This past Wednesday I spent the afternoon at Balance Studios in Philly doing BJJ (jiu-jitsu). I’m still training hard and in good shape, but it’s more of a psychological boost that I get from training nowadays, as I don’t have anything scheduled fight wise. It makes me feel good…unless I get my butt kicked.
Balance is known for having some of the toughest blackbelts in the region. This is gi (or as my friend/former roommate used to call it, “karate uniform”) jiu-jitsu, which is not my first specialty, but I’d say I can hold my own with just about anyone. Last Wednesday reminded me of something very important, however, and that is…
You just never know.
Whether it’s a seemingly random passerby, maybe someone you hold the door for, someone you verbally attack for accidentally cutting you off, or just a stranger you help with a small favor, you never know who you are dealing with. I walk into Balance as a professional fighter with a lifetime of competing at the highest levels, and on certain days, I get absolutely destroyed by seemingly “normal” guys who are just training during their lunch break. I sat in disbelief after the session ended, amazed at how these men who walk into Balance with their inconspicuous work clothes on are able to transform into terrors on the mat.
It got me thinking. You just never know who you’re dealing with, in any avenue of life. My advice: Be respectful and considerate of everyone you meet, until they give you a reason not to. We have no idea who they are or what their story is, so erring on the side of “too nice” is my preferred standard.
And trust me, you don’t want to accidentally mouth off to one of these BJJ monsters!
I’d love to hear any stories of this in your lives. BTW, posting is easy (If you’re already signed in via Fbook/Twitter, you can post away), and it is greatly appreciated!
Hasta la vista!
I find the “you never know who you’re talking to so don’t mouth off” advice especially helpful when hanging out at NCAA’s. You said once that you’ve never been a fighter. How did you find the side of yourself that allows you to transform into a fighter… and an elite one at that?
Always staying humble has been key.
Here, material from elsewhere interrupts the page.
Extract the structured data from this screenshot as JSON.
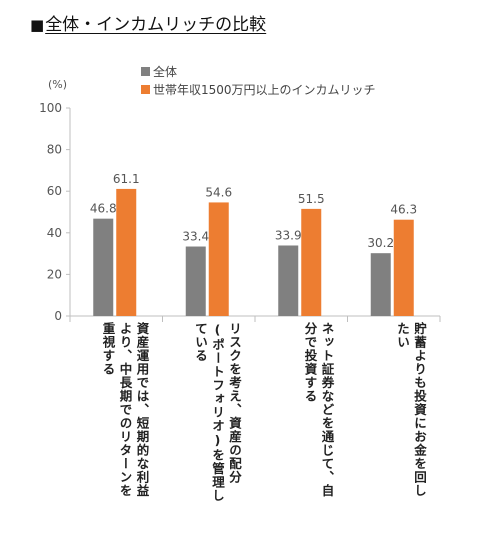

Starting at the bottom and receiving advice from people qualified to give it.
Interesting that you cite being humble. It’s counterintuitive to associate top notch athleticism with humility. I think it’s a great perspective for an athlete. Being humble challenges one to keep growing, whether in sports or other pursuits.
I don’t know that it’s counterintuitive, but uncommon for sure. I’ve been taught to be humble since the early days of wrestling. Humility is one of my favorite characteristics in anyone. Thanks for the interaction Eric!